金融界は金利水準を一定幅に抑え込む日銀の金融政策がもたらす副作用への配慮を求めてきた経緯がある。日本生命保険の筒井義信会長は20日の決定を受けて「金融緩和の大きな枠のなかではあるが、出口を模索する動きと前向きに受け止めている」と指摘した。

揺らぐ市場との対話
金融政策の先行き指針(フォワードガイダンス)を示すことで市場の混乱を避け、政策効果を高めることが世界の金融政策の潮流だ。日銀の今回のサプライズはこうした流れに背を向けたものといえる。

米連邦準備理事会(FRB)がインフレの勢いの強さから6月、市場の事前予想を上回る0.75%の利上げに踏み切った例もある。ただ、今回の日銀の場合、直前に想定外の経済指標が公表されたわけでもないのに市場参加者のはしごを外したという点で、極めて異例といえる。

今回のサプライズを受け、日銀が投機筋からの攻勢にさらされるのではないかとの見方がある。日銀の緩和縮小に賭けて債券を空売りしていた米欧などのヘッジファンドは、長期金利の急上昇(債券価格は下落)で大きな利益を手に入れたとみられる。

日銀が弱みを見せたことによって「(ヘッジファンドなどが債券売りで)次の引き上げを催促する可能性がある」(関係者)。黒田総裁はさらなる変動幅の拡大には否定的だが、市場との対話を軽んじた総裁の言葉を参加者が信用するかどうかは不透明だ。

米欧の利上げで世界の金融市場が不安定になるなか、金利の乱高下が目立つようになっている。英国では財政への懸念をきっかけに長期金利の上昇に歯止めが掛からなくなった。状況は異なるものの、日本でも長期金利の上昇が加速する可能性は否定できない。

市場では、日銀の今回の決定がサプライズだったことだけではなく、緩和修正後の黒田氏の説明が説得力を欠いたことを批判する声がある。市場の信頼を取り戻すための丁寧な対話の努力が求められることになる。

(日本経済新聞)

日銀の緩和縮小、企業は円安一服を歓迎 2022/12/20

日銀は20日開いた金融政策決定会合で大規模緩和を修正する方針を決めた。
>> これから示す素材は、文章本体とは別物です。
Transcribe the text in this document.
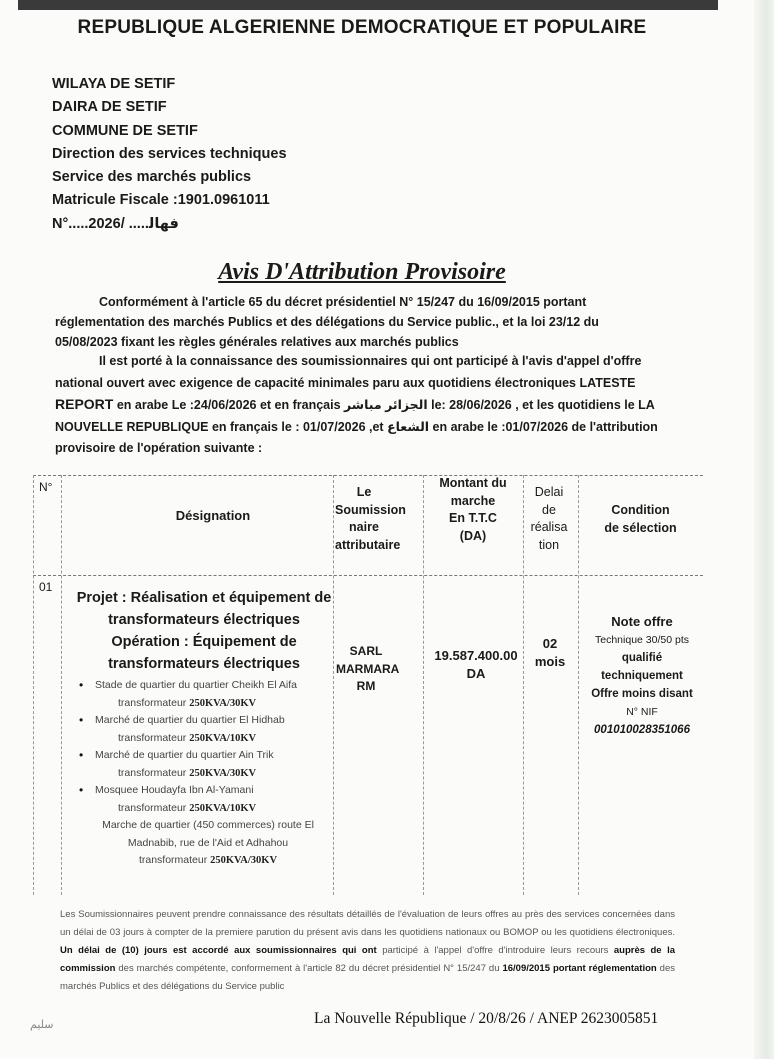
REPUBLIQUE ALGERIENNE DEMOCRATIQUE ET POPULAIRE
WILAYA DE SETIF
DAIRA DE SETIF
COMMUNE DE SETIF
Direction des services techniques
Service des marchés publics
Matricule Fiscale :1901.0961011
N°.....ﻓﻬﺎﻟ..... /2026
Avis D'Attribution Provisoire
Conformément à l'article 65 du décret présidentiel N° 15/247 du 16/09/2015 portant
réglementation des marchés Publics et des délégations du Service public., et la loi 23/12 du
05/08/2023 fixant les règles générales relatives aux marchés publics
Il est porté à la connaissance des soumissionnaires qui ont participé à l'avis d'appel d'offre
national ouvert avec exigence de capacité minimales paru aux quotidiens électroniques LATESTE
REPORT en arabe Le :24/06/2026 et en français الجزائر مباشر le: 28/06/2026 , et les quotidiens le LA
NOUVELLE REPUBLIQUE en français le : 01/07/2026 ,et الشعاع en arabe le :01/07/2026 de l'attribution
provisoire de l'opération suivante :
N°
Désignation
Le
Soumission
naire
attributaire
Montant du
marche
En T.T.C
(DA)
Delai
de
réalisa
tion
Condition
de sélection
01
Projet : Réalisation et équipement de
transformateurs électriques
Opération : Équipement de
transformateurs électriques
• Stade de quartier du quartier Cheikh El Aifa
transformateur 250KVA/30KV
• Marché de quartier du quartier El Hidhab
transformateur 250KVA/10KV
• Marché de quartier du quartier Ain Trik
transformateur 250KVA/30KV
• Mosquee Houdayfa Ibn Al-Yamani
transformateur 250KVA/10KV
Marche de quartier (450 commerces) route El
Madnabib, rue de l'Aid et Adhahou
transformateur 250KVA/30KV
SARL
MARMARA
RM
19.587.400.00
DA
02
mois
Note offre
Technique 30/50 pts
qualifié
techniquement
Offre moins disant
N° NIF
001010028351066
Les Soumissionnaires peuvent prendre connaissance des résultats détaillés de l'évaluation de leurs offres au près des services concernées dans un délai de 03 jours à compter de la premiere parution du présent avis dans les quotidiens nationaux ou BOMOP ou les quotidiens électroniques. Un délai de (10) jours est accordé aux soumissionnaires qui ont participé à l'appel d'offre d'introduire leurs recours auprès de la commission des marchés compétente, conformement à l'article 82 du décret présidentiel N° 15/247 du 16/09/2015 portant réglementation des marchés Publics et des délégations du Service public
ﺳﻠﻴﻢ	La Nouvelle République / 20/8/26 / ANEP 2623005851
国内債券市場では長期金利の指標となる新発10年物国債利回りが急上昇(価格は急落)。外国為替市場では日米金利差の縮小を見込んだ円買いが進み、一時1ドル=132円台まで円高が進んだ。企業からは2022年に急速に進んだ円安の一服を歓迎する声があがった。

サプライチェーン(供給網)の混乱やロシアによるウクライナ侵攻を背景に原材料市況が高騰し、日本企業は円安で輸入コストも膨らんだ。積水ハウスは住宅に使う木材や鉄鋼などの資材価格が上昇している。仲井嘉浩社長は「来年にかけて円高が進めば資材価格の低下局面になるのでは」と期待する。富士通の時田隆仁社長兼最高経営責任者(CEO)は「主力のIT(情報技術)サービス事業でサーバーなどの部材価格が落ち着くことを期待している」と話す。
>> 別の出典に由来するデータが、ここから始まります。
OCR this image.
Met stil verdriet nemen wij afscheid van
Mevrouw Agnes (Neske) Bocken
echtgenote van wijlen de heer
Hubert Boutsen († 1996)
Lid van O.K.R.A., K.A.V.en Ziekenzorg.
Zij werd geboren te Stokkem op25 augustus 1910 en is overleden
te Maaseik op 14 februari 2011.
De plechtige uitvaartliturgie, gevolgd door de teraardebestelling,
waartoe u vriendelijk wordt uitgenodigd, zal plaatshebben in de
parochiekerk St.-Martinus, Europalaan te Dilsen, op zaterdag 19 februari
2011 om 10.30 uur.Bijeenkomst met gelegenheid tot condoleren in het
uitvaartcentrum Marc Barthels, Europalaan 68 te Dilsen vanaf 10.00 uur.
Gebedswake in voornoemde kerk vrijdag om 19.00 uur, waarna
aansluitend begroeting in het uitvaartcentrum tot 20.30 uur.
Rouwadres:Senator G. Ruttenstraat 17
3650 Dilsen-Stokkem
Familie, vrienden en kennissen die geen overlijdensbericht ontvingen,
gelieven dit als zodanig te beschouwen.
三井不動産の菰田正信社長は「インバウンド(訪日外国人)需要が引っ込むほどの円高ではなく、望ましい為替水準に戻りつつある」とみる。サッポロホールディングスの尾賀真城社長は「為替予約などで多少の変動には耐えられるようにしているが、経営にとっては急激に変動しないことが望ましい」と話す。

一方、輸出企業にとっては円高は逆風になる。22年4~9月期の平均為替レートは1ドル=約134円と前年同期より約24円の円安で、日本経済新聞の集計では主要103社の経常利益合計を約3兆円押し上げる効果があった。円高が進めば収益の圧迫要因になる。大和証券の試算では22年度に対ドルで1円の円高が主要企業の経常利益を0.4%押し下げる。

もっとも21年12月末時点(1ドル=約115円)と比べると、足元はなお20円近い円安水準だ。グンゼの佐口敏康社長は「アパレル事業は調達価格上昇などの影響を受けている。1ドル=133円程度ではまだ不利な状況だ。今後の推移を注視する」という。

金利が上昇すれば、企業にとっては借り入れや社債の利払いの増加につながる。東ソーの桑田守社長は「『金利が低いから多少の借金も許容する』と考えていた企業には厳しい環境になるだろう」と指摘する。景気悪化で企業の稼ぐ力は減速懸念が強まっており、資金調達コストの増加は信用度の低い企業を中心に財務基盤を悪化させかねない。